Ramos emphasizes that inclusion takes continuous effort as organizations grow and evolve. Bounteous acquired several companies with existing office cultures, which took time to integrate into their remote-first model.
They mitigate proximity bias through practices like rotating meeting times to accommodate different time zones. Virtual employees have equal opportunities to showcase work and connect with higher-ups.
Leverage AI as an Enabling Force
Emerging technologies like generative AI have the potential to enhance remote collaboration. Ramos pointed out that AI can optimize workflows, information sharing and 24/7 global coordination.
However, she notes that human connection remains indispensable, even as tools automate certain tasks and processes. In an increasingly digital work environment, companies should use technology to augment (not replace) real relationships.
Reframe the Office as a Hub, Not Headquarters
Given how ingrained physical offices are in corporate culture, it’s easy to default to an “out of sight, out of mind” mentality with remote teams.
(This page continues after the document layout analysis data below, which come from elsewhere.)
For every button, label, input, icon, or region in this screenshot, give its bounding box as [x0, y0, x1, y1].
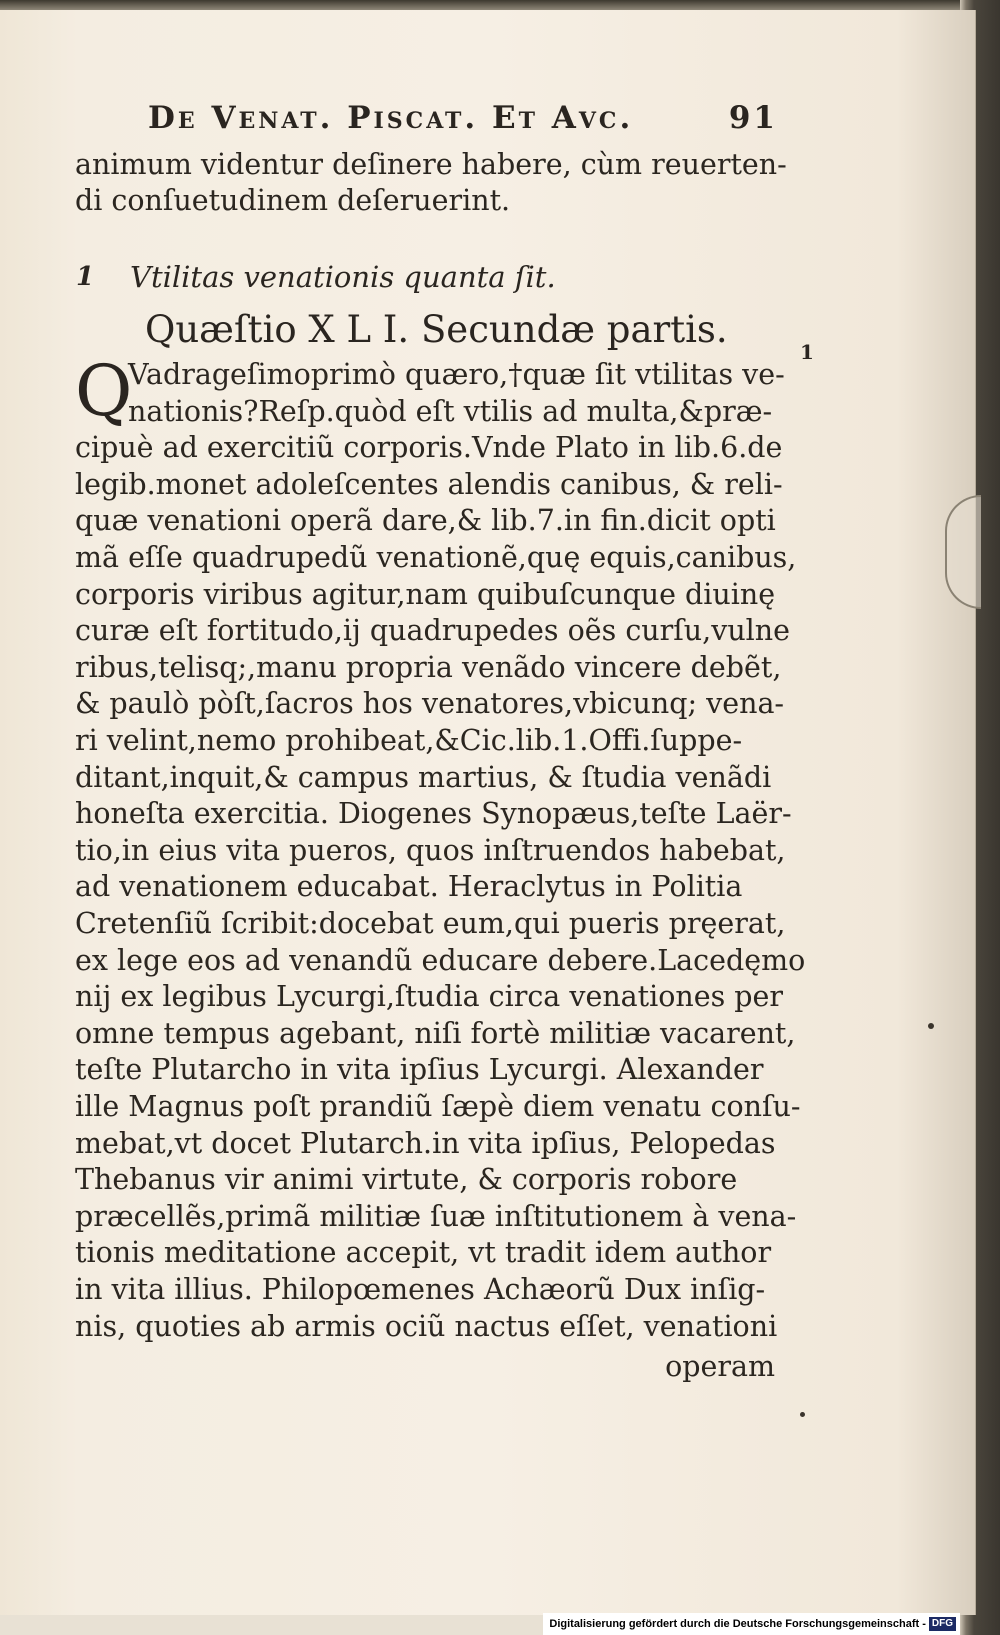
- body-line: curæ eſt fortitudo,ij quadrupedes oẽs curſu,vulne: [75, 614, 791, 648]
- body-line: præcellẽs,primã militiæ ſuæ inſtitutionem à vena-: [75, 1199, 797, 1233]
- body-line: ad venationem educabat. Heraclytus in Politia: [75, 870, 743, 904]
- page-number: 91: [728, 100, 778, 136]
- body-line: & paulò pòſt,ſacros hos venatores,vbicunq; vena-: [75, 687, 785, 721]
- body-line: nij ex legibus Lycurgi,ſtudia circa venationes per: [75, 980, 784, 1014]
- body-line: Vadrageſimoprimò quæro,†quæ ſit vtilitas ve-: [128, 358, 785, 391]
- intro-line: di conſuetudinem deſeruerint.: [75, 184, 511, 217]
- body-line: nationis?Reſp.quòd eſt vtilis ad multa,&præ-: [128, 394, 773, 428]
- page-clip: [945, 495, 981, 609]
- question-heading: Quæſtio X L I. Secundæ partis.: [145, 308, 728, 351]
- body-line: Thebanus vir animi virtute, & corporis robore: [75, 1163, 738, 1197]
- body-line: corporis viribus agitur,nam quibuſcunque diuinę: [75, 577, 776, 611]
- running-head-title: De Venat. Piscat. Et Avc.: [148, 100, 634, 136]
- body-line: teſte Plutarcho in vita ipſius Lycurgi. Alexander: [75, 1053, 764, 1087]
- body-line: legib.monet adoleſcentes alendis canibus, & reli-: [75, 467, 783, 501]
- body-line: quæ venationi operã dare,& lib.7.in fin.dicit opti: [75, 504, 776, 538]
- body-line: omne tempus agebant, niſi fortè militiæ vacarent,: [75, 1016, 796, 1050]
- footer-text: Digitalisierung gefördert durch die Deutsche Forschungsgemeinschaft -: [549, 1618, 926, 1630]
- body-line: cipuè ad exercitiũ corporis.Vnde Plato in lib.6.de: [75, 431, 783, 465]
- body-line: in vita illius. Philopœmenes Achæorũ Dux inſig-: [75, 1273, 766, 1306]
- body-line: Cretenſiũ ſcribit:docebat eum,qui pueris pręerat,: [75, 907, 786, 940]
- body-line: tio,in eius vita pueros, quos inſtruendos habebat,: [75, 833, 786, 867]
- intro-line: animum videntur deſinere habere, cùm reuerten-: [75, 148, 787, 181]
- body-line: ille Magnus poſt prandiũ ſæpè diem venatu conſu-: [75, 1090, 801, 1123]
- dfg-logo-badge: DFG: [929, 1617, 956, 1631]
- body-line: mã eſſe quadrupedũ venationẽ,quę equis,canibus,: [75, 541, 797, 574]
- running-head: [148, 100, 778, 144]
- catchword: operam: [665, 1350, 775, 1383]
- ink-spot: [928, 1023, 934, 1029]
- section-marker: 1: [76, 262, 95, 292]
- body-line: ditant,inquit,& campus martius, & ſtudia venãdi: [75, 760, 772, 794]
- digitization-footer: [543, 1613, 960, 1635]
- body-line: ri velint,nemo prohibeat,&Cic.lib.1.Offi.ſuppe-: [75, 724, 743, 757]
- drop-cap: Q: [75, 350, 133, 432]
- body-line: mebat,vt docet Plutarch.in vita ipſius, Pelopedas: [75, 1126, 776, 1160]
- body-line: ribus,telisq;,manu propria venãdo vincere debẽt,: [75, 650, 782, 684]
- margin-marker: 1: [800, 340, 814, 364]
- body-line: ex lege eos ad venandũ educare debere.Lacedęmo: [75, 943, 806, 977]
- body-line: nis, quoties ab armis ociũ nactus eſſet, venationi: [75, 1309, 778, 1343]
- body-line: honeſta exercitia. Diogenes Synopæus,teſte Laër-: [75, 797, 792, 831]
- body-line: tionis meditatione accepit, vt tradit idem author: [75, 1236, 772, 1270]
- ink-spot: [800, 1412, 805, 1417]
- section-title: Vtilitas venationis quanta ſit.: [130, 260, 556, 294]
Ramos stresses that today’s distributed organizations can never go fully back to the old model.
She believes offices will transition to more flexible “collaboration hubs” where teams periodically convene in person around shared projects vs. clocking in each morning at a central HQ.
As more companies embrace hybrid policies, offices will become just one zone of collaboration rather than the nexus of all work. This shift requires a workforce where on-site and remote employees are equally empowered.
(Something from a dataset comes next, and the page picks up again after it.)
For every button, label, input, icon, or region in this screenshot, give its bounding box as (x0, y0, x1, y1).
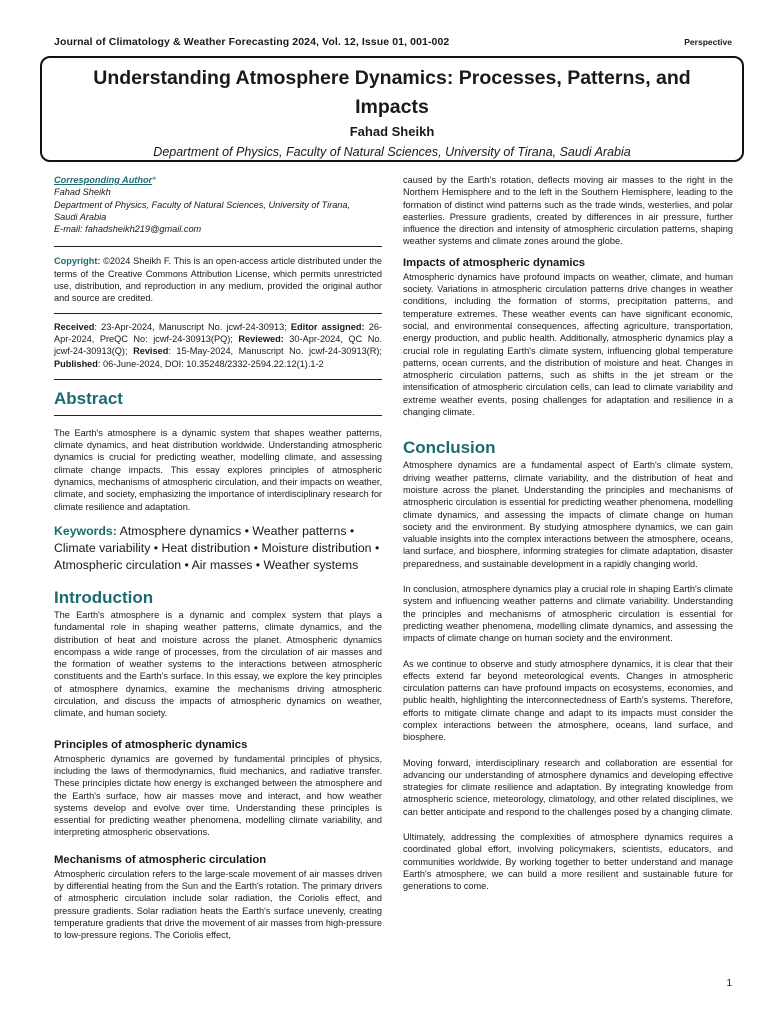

Prioritize Asynchronous Communication
Synchronous video meetings can be draining for remote staff across different time zones. Ramos explains that Bounteous relies heavily on asynchronous platforms like Slack, Microsoft Teams and Google Docs.
With workers spread globally, documentation and written updates are vital. Remote teams need workflows optimized for coworkers in different locations, not just supporting those in the office.
The remote work genie is out of the bottle. While the pandemic demonstrated that distributed work is possible, leading companies recognize it takes real investment to do it well at scale.
Success requires fundamentally rethinking not just where people work, but how they engage, collaborate and identify with the organization. As Bounteous demonstrates, with the right foundations a thriving remote workforce is not just possible; it’s already here.